Напрасно сточив мужское обаяние о железные аргументы, санитары переложили покойника с каталки, стоявшей возле бесполезного лифта, на носилки, взвалили их на плечи и засеменили к лестнице черного хода: Христофоров спереди, Жон позади.
Первые четыре этажа покойник вел себя прилично, но уже на десятом начал потихоньку съезжать с носилок, упираясь холодными пятками в горячий, взмокший затылок Христофорова. Последний, поворачивая голову, видел болтавшуюся у своего уха бирку на пальце покойника, из которой следовало, что того звали Василий.
– Ну и тяжел же ты, дружище Василий, – пыхтел Христофоров.
– Чего-чего? – переспрашивал Жон.
Василий молчал и щекотал пятками шею.
В это время снизу навстречу им поднималась Лидочка – небесное создание, милая молоденькая врачиха из приемного отделения, полгода назад окончившая институт. Лидочка была терапевтом и, конечно, знала, что ее пациенты имеют неприятное свойство умирать, но происходил сей печальный факт обычно без ее прямого участия, а потому с покойниками она была на «вы», не то что разбитные девицы из хирургии.
Углядев в лестничный проем мелькавший затылок Лидочки, сразу опознанный по аккуратному пробору, Христофоров на секунду остановился на шестом этаже, чтобы удобнее перехватить носилки и расправить плечи.
Лидочка нравилась всему мужскому населению больницы от главврача до пациентов урологического отделения, которым от деликатных и мучительных медицинских проклятий вообще-то было не до баб. Нравилась Лидочка и ему, Христофорову – совершенно бесперспективно, конечно. Но он все же надеялся – настолько, чтобы не желать представать перед ней в новогоднюю ночь в виде больничного Деда Мороза, несущего за плечами вместо мешка с подарками носилки с покойником. В связи с тем, что уже через один пролет встреча была неотвратима, он решил остановиться, положить носилки на площадку между этажами и поприветствовать Лидочку.
Остановка оказалась неожиданной для Жона, и тот, продолжая спуск по лестнице, толкнул застопорившегося Христофорова.

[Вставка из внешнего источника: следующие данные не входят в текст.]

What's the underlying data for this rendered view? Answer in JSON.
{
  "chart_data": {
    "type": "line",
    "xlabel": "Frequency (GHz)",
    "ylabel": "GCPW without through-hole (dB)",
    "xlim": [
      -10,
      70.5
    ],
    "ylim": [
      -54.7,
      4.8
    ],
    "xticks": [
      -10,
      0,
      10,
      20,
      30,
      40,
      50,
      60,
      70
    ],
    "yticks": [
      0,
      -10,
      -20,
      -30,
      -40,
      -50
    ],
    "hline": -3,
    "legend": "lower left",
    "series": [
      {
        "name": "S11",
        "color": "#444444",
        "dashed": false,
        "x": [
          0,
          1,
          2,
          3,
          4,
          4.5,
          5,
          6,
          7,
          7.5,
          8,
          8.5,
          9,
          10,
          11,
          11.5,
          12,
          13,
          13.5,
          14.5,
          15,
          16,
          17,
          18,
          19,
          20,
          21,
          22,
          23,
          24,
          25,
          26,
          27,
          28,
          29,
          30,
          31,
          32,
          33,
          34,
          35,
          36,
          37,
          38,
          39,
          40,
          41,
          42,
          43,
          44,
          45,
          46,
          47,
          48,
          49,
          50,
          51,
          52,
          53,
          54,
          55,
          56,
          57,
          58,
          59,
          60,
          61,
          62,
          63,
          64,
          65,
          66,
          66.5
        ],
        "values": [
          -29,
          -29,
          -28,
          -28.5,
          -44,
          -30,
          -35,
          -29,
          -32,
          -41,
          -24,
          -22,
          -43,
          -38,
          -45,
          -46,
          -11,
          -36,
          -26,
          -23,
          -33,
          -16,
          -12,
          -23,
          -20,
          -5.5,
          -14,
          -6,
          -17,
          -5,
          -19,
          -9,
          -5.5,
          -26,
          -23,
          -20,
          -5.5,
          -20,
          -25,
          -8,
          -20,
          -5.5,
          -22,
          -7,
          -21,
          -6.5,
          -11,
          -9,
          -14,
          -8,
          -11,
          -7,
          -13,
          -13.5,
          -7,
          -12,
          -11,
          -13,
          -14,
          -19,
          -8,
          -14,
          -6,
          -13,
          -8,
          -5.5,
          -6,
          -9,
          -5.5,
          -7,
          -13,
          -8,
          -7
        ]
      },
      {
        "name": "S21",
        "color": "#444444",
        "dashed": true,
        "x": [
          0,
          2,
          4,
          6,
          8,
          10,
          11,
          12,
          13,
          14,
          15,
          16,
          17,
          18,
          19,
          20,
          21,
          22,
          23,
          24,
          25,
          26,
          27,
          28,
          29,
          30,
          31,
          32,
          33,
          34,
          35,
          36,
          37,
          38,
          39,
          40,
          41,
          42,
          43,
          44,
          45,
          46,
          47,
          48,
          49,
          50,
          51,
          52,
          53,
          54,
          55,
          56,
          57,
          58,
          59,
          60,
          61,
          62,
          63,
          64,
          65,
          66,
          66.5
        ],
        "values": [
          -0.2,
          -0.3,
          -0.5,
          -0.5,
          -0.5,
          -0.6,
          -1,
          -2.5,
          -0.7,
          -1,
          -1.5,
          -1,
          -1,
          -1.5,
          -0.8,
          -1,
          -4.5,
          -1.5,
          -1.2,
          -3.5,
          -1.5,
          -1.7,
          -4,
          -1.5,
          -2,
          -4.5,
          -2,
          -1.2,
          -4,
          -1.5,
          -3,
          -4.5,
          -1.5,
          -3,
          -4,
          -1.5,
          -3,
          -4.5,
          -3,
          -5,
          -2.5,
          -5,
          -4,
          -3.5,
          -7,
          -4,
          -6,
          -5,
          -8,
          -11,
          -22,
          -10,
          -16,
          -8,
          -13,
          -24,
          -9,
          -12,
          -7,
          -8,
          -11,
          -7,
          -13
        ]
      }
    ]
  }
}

Василий, словно того и ждал, резво проехал вперед и оседлал своего носильщика.
В эту минуту на этаж выплыла Лидочка, подняла глаза – и заорала. Прямо перед ней возвышалась конструкция из тел, напоминавшая бременских музыкантов, вставших друг другу на плечи, чтобы заглянуть в домик разбойников: взмокший и растерянный Христофоров, у него на плечах белый как полотно, навеки оскалившийся в предсмертной судороге голый Василий с биркой на ноге, а над ними повторяющий нараспев «вай-вай-вай» чернобровый узбек Жон.
Но самым ужасным было не это, а лужа, которая растекалась у ног застывшей Лидочки. Перестав орать и обнаружив лужу, она стремглав бросилась вниз. Санитары проводили ее взглядами, постояли, водрузили на место злополучного Василия и, ни слова не сказав друг другу, потащили его в морг.